The futuristic Art Deco-style White Mana Diner was made by Paramount Diners of Oakland, NJ, as was the White Manna Diner in Hackensack. According to the web site Diner Facts, "Paramount diners featured a distinctive curved roofline . . ." that one sees in the Jersey City diner. Started in Haledon, NJ, by its founder Arthur E. Sieber during the Depression, Paramount Diners adopted the use of Formica, a brand of laminate invented in 1913, for its diner countertops, tabletops and elsewhere. The product was practical, replacing other building materials, and had the familiar Art Deco designs and colors (Gutman 117). The exterior of the small, front-rounded White Mana Diner has white enamel with orange/red trim rather than the stainless steel commonly used in diner construction. The interior features a distinctive geometric-patterned tiled floor, circular steel counter in white with blue trim and chrome bar stools "designed so the cook/server wouldn't have to walk more than three steps in any direction to cook a burger, draw a soda and serve a customer" (Krane). Its modern look conveys a sense of durability and ease of maintenance in a classic design.

Louis Bridges owned five "White Manna" diners in New Jersey. He purchased the diner of World's Fair fame and brought it to Jersey City. It opened on June 2, 1946, offering ten-cent hamburgers. The carhop service to five a.m., begun in the 1950s, was discontinued in the 1980s. The White Mana Diner, however, still remains open 24 hours a day, reportedly selling 3,000 hamburgers a week. The exterior of the diner was altered with brick construction when a dining room was added to the circular grill area.

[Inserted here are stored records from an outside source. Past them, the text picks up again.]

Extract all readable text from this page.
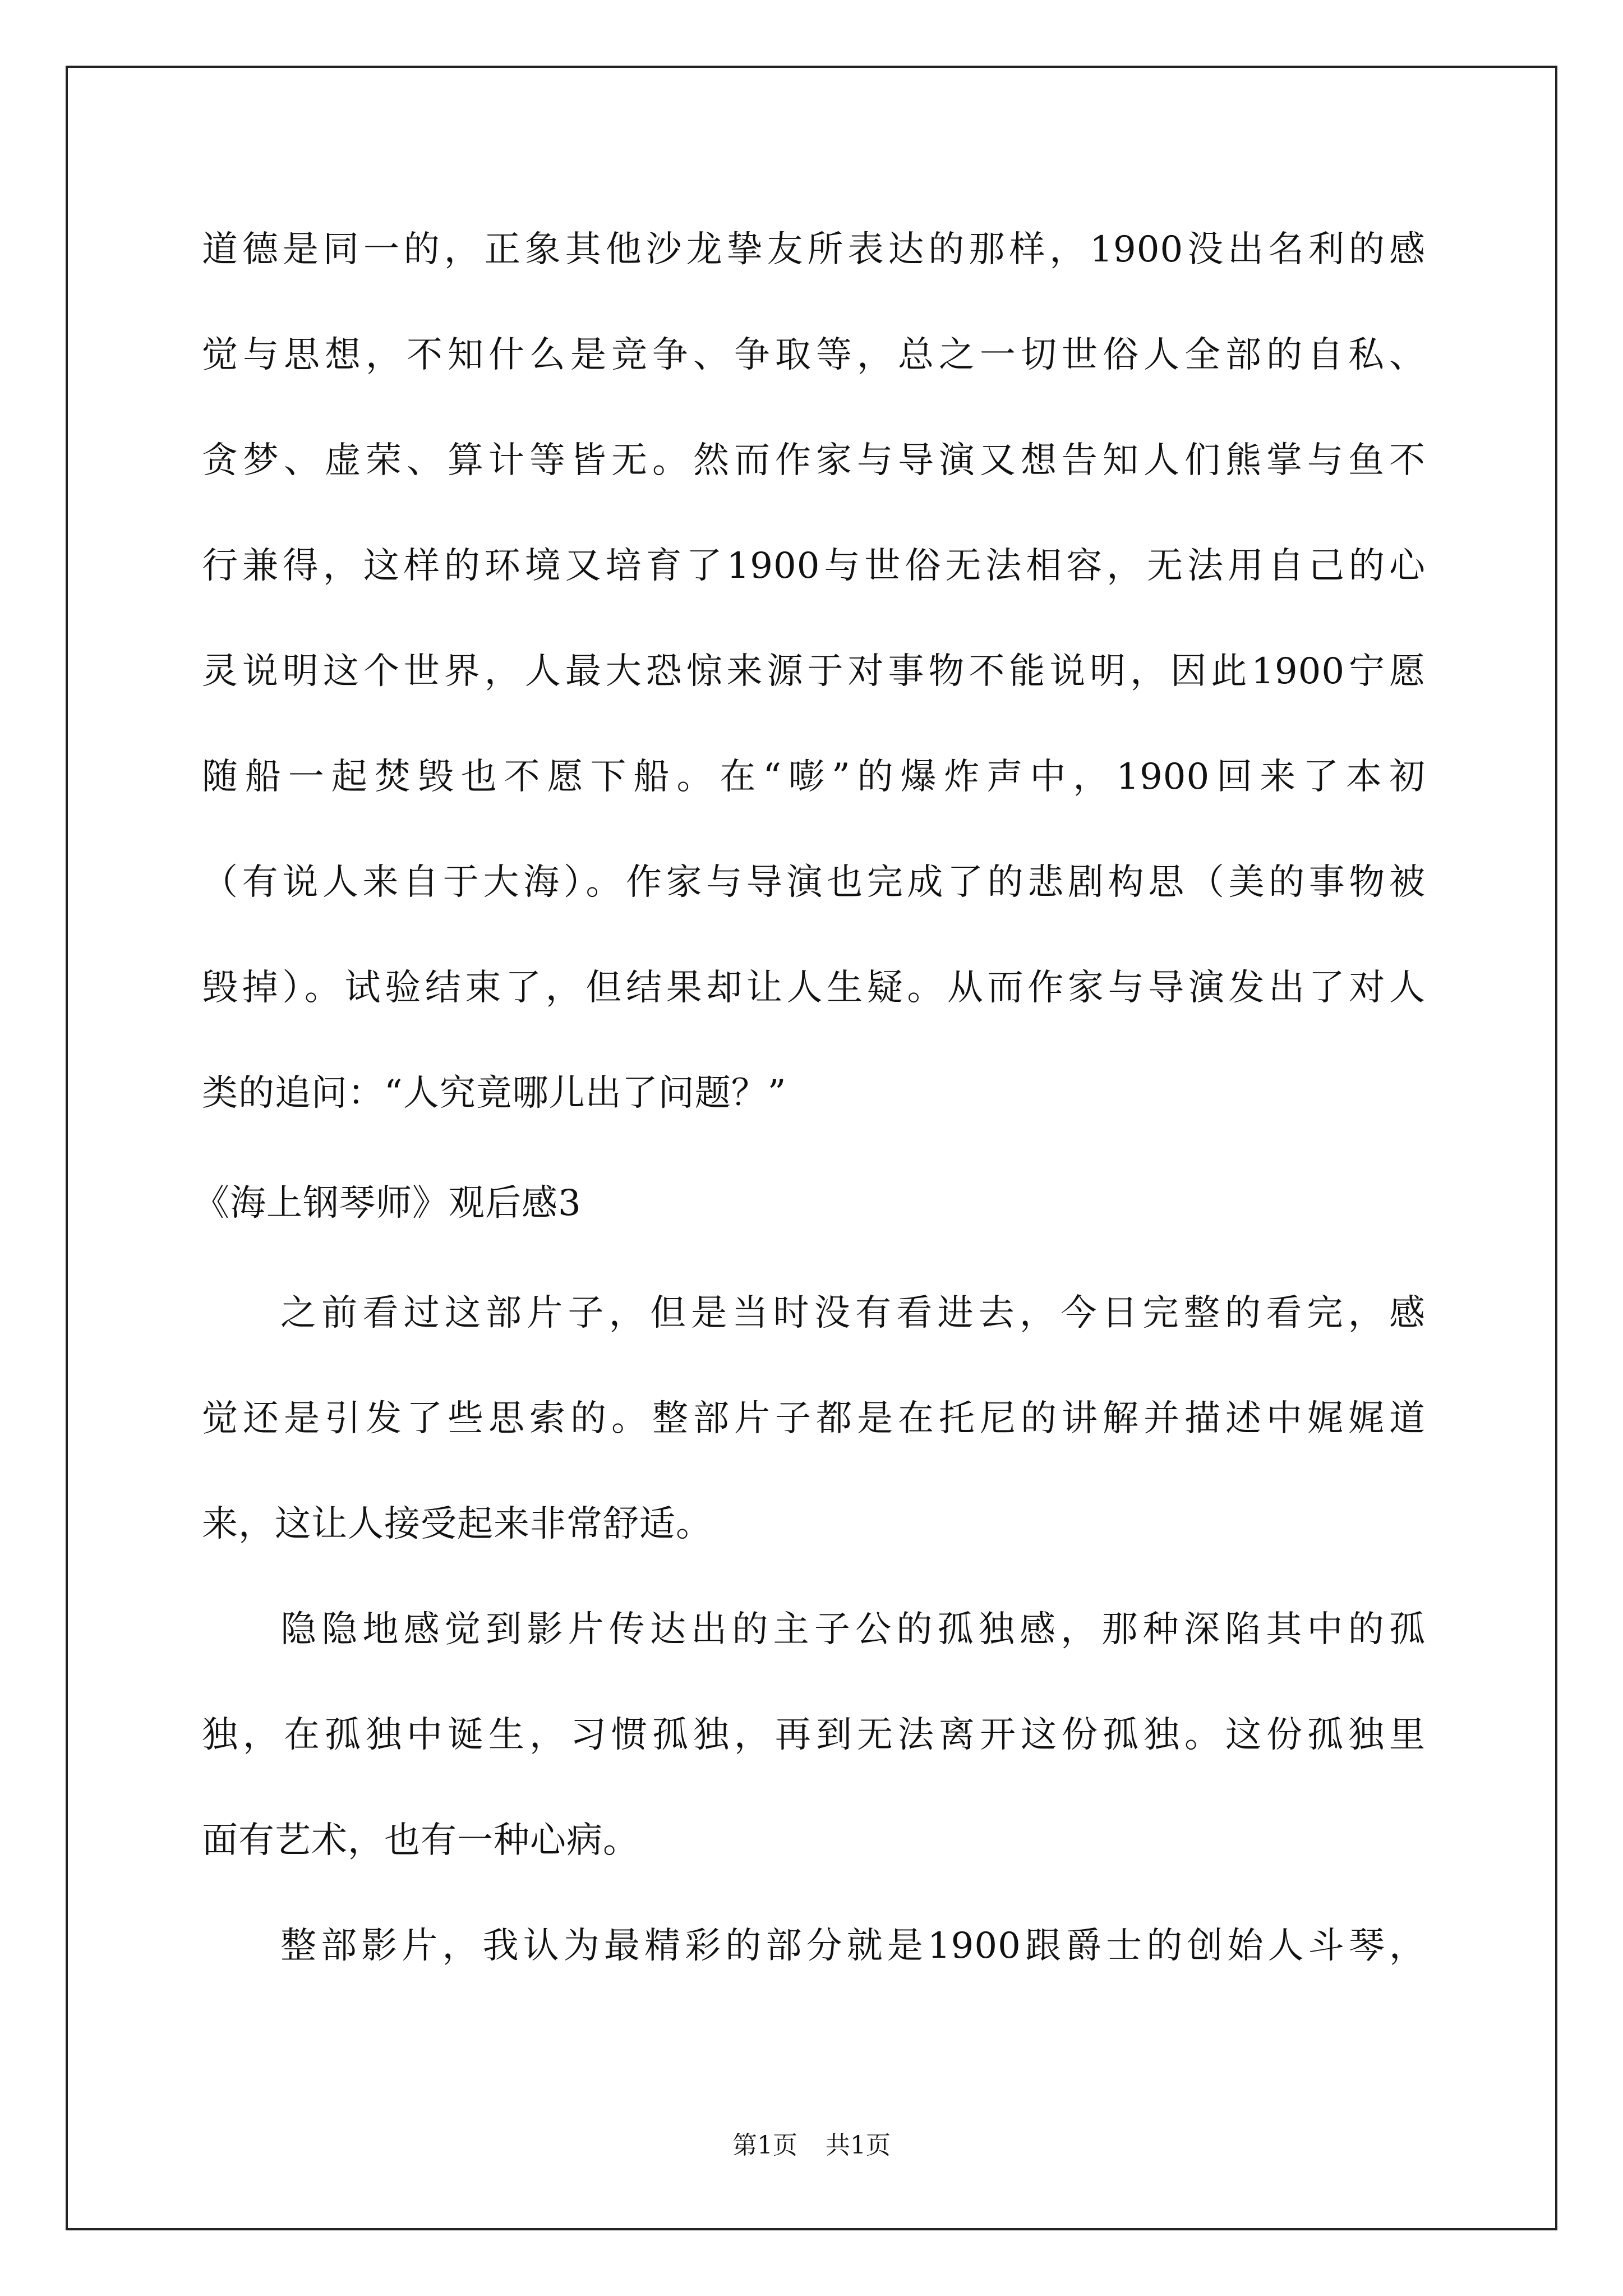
道德是同一的，正象其他沙龙挚友所表达的那样，1900没出名利的感
觉与思想，不知什么是竞争、争取等，总之一切世俗人全部的自私、
贪梦、虚荣、算计等皆无。然而作家与导演又想告知人们熊掌与鱼不
行兼得，这样的环境又培育了1900与世俗无法相容，无法用自己的心
灵说明这个世界，人最大恐惊来源于对事物不能说明，因此1900宁愿
随船一起焚毁也不愿下船。在“嘭”的爆炸声中，1900回来了本初
（有说人来自于大海）。作家与导演也完成了的悲剧构思（美的事物被
毁掉）。试验结束了，但结果却让人生疑。从而作家与导演发出了对人
类的追问：“人究竟哪儿出了问题？”
《海上钢琴师》观后感3
之前看过这部片子，但是当时没有看进去，今日完整的看完，感
觉还是引发了些思索的。整部片子都是在托尼的讲解并描述中娓娓道
来，这让人接受起来非常舒适。
隐隐地感觉到影片传达出的主子公的孤独感，那种深陷其中的孤
独，在孤独中诞生，习惯孤独，再到无法离开这份孤独。这份孤独里
面有艺术，也有一种心病。
整部影片，我认为最精彩的部分就是1900跟爵士的创始人斗琴，
第1页 共1页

The current owner Mario Costa, born in Portugal, bought the diner for $80,000 in 1979 from Bridges’ brother Webster. He had rented the diner to Costa but was going to raze the building. Costa had formed an attachment to the diner from working there, sweeping the floor and cooking burgers to put himself through high school and Jersey City State College (now New Jersey City University). In 1996, Costa decided to sell the diner and lot for $500,000, but when he found that the buyer intended to demolish the diner for a fast food franchise, he went to court and negotiated for the repurchase of the business at additional cost. After much speculation about the misspelling of manna in the name of the diner, Costa explains that the absence of the second n since the 1980s: "Our sign originally has two Ns . . . . Coca Cola used to service our signs, and one day they bought it back with one N. They misspelled it and it stuck" (quoted in Levin 48). Regardless of its spelling, the name has both biblical and historical references to the affordable food in a sanitary establishment during the Depression.

The Jersey City Historic Preservation Committee declared the diner a local landmark in 1997, which helps secure the preservation of the White Mana Diner and its signage "HAMBURGERS SINCE 1946" and "CURB SERVICE."

References:

"A Tale of Two Mannas." Weird N.J. (Roadside Guide) 2003:36-37.
Diner Facts.
http://www.dinercity.com
Genovese, Peter. Jersey Diners. New Brunswick, NJ: Rutgers University Press, 1996.
Genovese, Peter. New Jersey Curiosities. Guilford, CT: The Globe Pequot Press, 2003.
Gutman, Richard J.S. American Diner, Then and Now. Baltimore: The Johns Hopkins University Press, 2000.
Jim Krane, "White Mana Escapes Demolition by Becoming a Historic Landmark," New Jersey Online: March 21, 1997.
Levin, Eric. "EATS." New Jersey Monthly February 2007:47-48;114.